|Title||Selection of reference genes for transcriptional analysis of edible tubers of potato (Solanum tuberosum L.)|
|Author(s)||Mariot, Roberta Fogliatto; Oliveira, Luisa Abruzzi De; Voorhuijzen, M.M.; Staats, Martijn; Hutten, R.C.B.; Dijk, J.P. Van; Kok, Esther; Frazzon, Jeverson|
|Source||PLoS One 10 (2015)4. - ISSN 1932-6203 - 13 p.|
RIKILT - BU Toxicology Bioassays & Novel Foods
PBR Biodiversiteit en Genetische Variatie
|Publication type||Refereed Article in a scientific journal|
Potato (Solanum tuberosum) yield has increased dramatically over the last 50 years and this has been achieved by a combination of improved agronomy and biotechnology efforts. Gene studies are taking place to improve new qualities and develop new cultivars. Reverse transcriptase quantitative polymerase chain reaction (RT-qPCR) is a bench-marking analytical tool for gene expression analysis, but its accuracy is highly dependent on a reliable normalization strategy of an invariant reference genes. For this reason, the goal of this work was to select and validate reference genes for transcriptional analysis of edible tubers of potato.
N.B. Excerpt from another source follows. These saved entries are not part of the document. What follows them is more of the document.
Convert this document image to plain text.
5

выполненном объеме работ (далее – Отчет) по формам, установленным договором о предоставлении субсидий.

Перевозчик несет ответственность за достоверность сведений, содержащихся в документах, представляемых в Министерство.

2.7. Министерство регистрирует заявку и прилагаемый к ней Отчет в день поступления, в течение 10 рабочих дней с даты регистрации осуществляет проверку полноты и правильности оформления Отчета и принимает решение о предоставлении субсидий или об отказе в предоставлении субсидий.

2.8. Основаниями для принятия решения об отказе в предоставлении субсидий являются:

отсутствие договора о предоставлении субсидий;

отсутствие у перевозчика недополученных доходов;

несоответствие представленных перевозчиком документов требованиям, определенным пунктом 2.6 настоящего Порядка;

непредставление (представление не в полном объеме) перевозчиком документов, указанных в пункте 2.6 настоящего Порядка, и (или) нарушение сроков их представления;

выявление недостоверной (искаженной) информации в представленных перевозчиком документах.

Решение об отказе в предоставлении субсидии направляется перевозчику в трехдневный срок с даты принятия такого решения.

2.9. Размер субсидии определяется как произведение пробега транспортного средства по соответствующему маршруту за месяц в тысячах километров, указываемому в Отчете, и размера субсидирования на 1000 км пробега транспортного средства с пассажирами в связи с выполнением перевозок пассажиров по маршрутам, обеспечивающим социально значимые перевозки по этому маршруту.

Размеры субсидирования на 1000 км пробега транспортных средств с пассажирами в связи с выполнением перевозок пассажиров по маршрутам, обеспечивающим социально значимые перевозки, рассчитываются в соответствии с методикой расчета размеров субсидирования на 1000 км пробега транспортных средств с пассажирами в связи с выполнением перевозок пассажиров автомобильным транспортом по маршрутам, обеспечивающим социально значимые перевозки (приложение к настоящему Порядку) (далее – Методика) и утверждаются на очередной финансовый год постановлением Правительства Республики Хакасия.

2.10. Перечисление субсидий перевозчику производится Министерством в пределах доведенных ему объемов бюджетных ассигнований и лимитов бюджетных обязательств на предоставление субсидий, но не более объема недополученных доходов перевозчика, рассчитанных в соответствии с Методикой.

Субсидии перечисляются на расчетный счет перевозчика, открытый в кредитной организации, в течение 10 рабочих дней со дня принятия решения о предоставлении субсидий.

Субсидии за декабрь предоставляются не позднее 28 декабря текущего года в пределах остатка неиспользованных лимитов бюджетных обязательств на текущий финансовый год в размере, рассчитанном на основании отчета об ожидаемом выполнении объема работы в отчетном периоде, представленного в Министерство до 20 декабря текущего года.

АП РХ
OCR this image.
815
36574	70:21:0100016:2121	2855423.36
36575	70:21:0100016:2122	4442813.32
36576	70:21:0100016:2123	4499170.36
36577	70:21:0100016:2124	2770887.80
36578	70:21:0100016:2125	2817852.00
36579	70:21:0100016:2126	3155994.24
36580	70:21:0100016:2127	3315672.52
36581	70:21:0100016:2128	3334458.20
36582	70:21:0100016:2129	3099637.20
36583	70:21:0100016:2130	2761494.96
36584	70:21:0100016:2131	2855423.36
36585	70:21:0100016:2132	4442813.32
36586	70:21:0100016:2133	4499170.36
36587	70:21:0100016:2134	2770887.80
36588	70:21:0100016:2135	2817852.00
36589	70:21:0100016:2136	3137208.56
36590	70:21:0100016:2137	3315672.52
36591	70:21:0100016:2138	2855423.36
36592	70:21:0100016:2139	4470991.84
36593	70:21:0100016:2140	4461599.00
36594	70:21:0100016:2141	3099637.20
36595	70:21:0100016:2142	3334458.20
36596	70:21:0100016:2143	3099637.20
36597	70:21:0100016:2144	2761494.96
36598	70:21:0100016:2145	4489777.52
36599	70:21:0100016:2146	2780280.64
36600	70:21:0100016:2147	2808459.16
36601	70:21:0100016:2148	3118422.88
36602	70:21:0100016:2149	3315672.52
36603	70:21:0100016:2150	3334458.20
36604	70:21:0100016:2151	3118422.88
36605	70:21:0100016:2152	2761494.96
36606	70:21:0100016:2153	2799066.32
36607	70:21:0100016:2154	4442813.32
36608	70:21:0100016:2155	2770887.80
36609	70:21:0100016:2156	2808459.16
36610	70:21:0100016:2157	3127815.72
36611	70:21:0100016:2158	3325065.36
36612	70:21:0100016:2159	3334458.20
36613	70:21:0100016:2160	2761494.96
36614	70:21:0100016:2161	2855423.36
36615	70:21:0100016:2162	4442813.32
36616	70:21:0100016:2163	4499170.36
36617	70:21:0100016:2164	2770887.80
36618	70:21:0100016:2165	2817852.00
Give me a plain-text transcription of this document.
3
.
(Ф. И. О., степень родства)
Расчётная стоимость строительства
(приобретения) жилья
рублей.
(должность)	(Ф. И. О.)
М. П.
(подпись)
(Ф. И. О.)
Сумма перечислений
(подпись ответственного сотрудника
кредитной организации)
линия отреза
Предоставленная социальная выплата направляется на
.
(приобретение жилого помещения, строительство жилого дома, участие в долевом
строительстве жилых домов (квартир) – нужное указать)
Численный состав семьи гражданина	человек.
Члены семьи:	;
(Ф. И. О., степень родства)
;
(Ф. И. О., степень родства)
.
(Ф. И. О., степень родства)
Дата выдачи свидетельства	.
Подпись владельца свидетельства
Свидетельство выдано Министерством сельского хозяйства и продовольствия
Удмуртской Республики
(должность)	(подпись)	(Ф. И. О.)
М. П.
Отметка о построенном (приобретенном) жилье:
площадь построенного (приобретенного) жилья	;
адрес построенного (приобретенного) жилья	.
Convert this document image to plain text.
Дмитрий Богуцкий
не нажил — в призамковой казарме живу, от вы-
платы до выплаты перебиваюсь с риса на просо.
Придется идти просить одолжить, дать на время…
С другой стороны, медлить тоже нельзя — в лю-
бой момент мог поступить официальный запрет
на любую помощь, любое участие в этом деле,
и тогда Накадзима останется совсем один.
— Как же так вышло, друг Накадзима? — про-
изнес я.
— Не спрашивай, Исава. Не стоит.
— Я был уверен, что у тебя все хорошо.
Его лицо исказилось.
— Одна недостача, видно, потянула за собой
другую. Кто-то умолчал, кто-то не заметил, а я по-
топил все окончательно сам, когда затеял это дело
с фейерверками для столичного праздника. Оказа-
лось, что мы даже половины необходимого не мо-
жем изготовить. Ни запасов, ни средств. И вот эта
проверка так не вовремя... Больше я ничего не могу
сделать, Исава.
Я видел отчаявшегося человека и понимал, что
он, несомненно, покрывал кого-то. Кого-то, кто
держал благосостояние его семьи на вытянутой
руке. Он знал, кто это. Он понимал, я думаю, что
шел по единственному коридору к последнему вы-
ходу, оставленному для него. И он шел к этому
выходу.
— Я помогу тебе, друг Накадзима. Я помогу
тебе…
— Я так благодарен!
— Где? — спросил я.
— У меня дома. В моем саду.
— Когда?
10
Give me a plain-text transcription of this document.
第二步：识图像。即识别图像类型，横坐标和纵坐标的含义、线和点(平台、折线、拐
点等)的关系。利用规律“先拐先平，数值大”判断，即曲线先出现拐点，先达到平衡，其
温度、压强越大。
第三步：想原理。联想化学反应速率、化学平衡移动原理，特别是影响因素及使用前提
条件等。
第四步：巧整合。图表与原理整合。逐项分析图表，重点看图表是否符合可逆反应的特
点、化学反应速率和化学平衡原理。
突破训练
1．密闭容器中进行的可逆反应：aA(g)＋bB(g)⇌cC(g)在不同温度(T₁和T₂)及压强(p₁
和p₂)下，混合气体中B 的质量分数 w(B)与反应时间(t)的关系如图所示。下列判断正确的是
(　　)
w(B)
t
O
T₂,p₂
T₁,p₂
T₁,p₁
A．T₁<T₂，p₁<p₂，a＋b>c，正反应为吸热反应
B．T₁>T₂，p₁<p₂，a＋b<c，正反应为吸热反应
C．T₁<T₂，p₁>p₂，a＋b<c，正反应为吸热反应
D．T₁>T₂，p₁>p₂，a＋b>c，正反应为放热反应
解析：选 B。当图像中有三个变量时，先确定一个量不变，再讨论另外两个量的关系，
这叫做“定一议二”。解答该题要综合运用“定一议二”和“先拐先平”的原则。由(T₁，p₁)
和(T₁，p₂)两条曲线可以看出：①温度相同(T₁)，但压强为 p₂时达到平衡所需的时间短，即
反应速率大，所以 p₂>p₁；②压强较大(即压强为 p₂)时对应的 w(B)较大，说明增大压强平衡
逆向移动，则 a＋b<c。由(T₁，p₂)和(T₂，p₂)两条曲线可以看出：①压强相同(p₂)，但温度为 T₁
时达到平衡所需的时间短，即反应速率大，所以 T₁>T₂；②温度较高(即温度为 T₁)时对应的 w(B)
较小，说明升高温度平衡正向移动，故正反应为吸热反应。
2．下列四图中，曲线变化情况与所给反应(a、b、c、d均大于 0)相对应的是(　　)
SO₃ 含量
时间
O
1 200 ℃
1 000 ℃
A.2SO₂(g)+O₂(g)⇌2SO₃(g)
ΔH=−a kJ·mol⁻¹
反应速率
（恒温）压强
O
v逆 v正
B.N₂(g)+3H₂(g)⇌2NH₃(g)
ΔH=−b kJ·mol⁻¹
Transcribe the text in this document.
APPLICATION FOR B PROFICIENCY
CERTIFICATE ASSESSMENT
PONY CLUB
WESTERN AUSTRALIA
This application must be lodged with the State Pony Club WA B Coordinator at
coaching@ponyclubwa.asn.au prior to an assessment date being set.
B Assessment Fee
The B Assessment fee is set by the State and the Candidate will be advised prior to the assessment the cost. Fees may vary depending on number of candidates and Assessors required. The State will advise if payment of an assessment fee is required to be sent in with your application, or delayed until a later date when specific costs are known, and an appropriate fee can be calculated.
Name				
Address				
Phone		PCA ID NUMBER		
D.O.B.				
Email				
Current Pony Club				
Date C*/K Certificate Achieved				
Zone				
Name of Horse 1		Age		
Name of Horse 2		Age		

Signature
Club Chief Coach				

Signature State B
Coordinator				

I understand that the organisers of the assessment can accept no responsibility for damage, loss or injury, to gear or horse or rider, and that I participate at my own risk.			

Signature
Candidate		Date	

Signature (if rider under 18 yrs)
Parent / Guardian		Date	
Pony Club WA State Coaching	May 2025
To do so, RT-qPCR primers were designed for ten genes with relatively stable expression in potato tubers as observed in RNA-Seq experiments. Primers were designed across exon boundaries to avoid genomic DNA contamination. Differences were observed in the ranking of candidate genes identified by geNorm, NormFinder and BestKeeper algorithms. The ranks determined by geNorm and NormFinder were very similar and for all samples the most stable candidates were C2, exocyst complex component sec3 (SEC3) and ATCUL3/ATCUL3A/CUL3/CUL3A (CUL3A). According to BestKeeper, the importin alpha and ubiquitin-associated/ts-n genes were the most stable. Three genes were selected as reference genes for potato edible tubers in RT-qPCR studies. The first one, called C2, was selected in common by NormFinder and geNorm, the second one is SEC3, selected by NormFinder, and the third one is CUL3A, selected by geNorm. Appropriate reference genes identified in this work will help to improve the accuracy of gene expression quantification analyses by taking into account differences that may be observed in RNA quality or reverse transcription efficiency across the samples.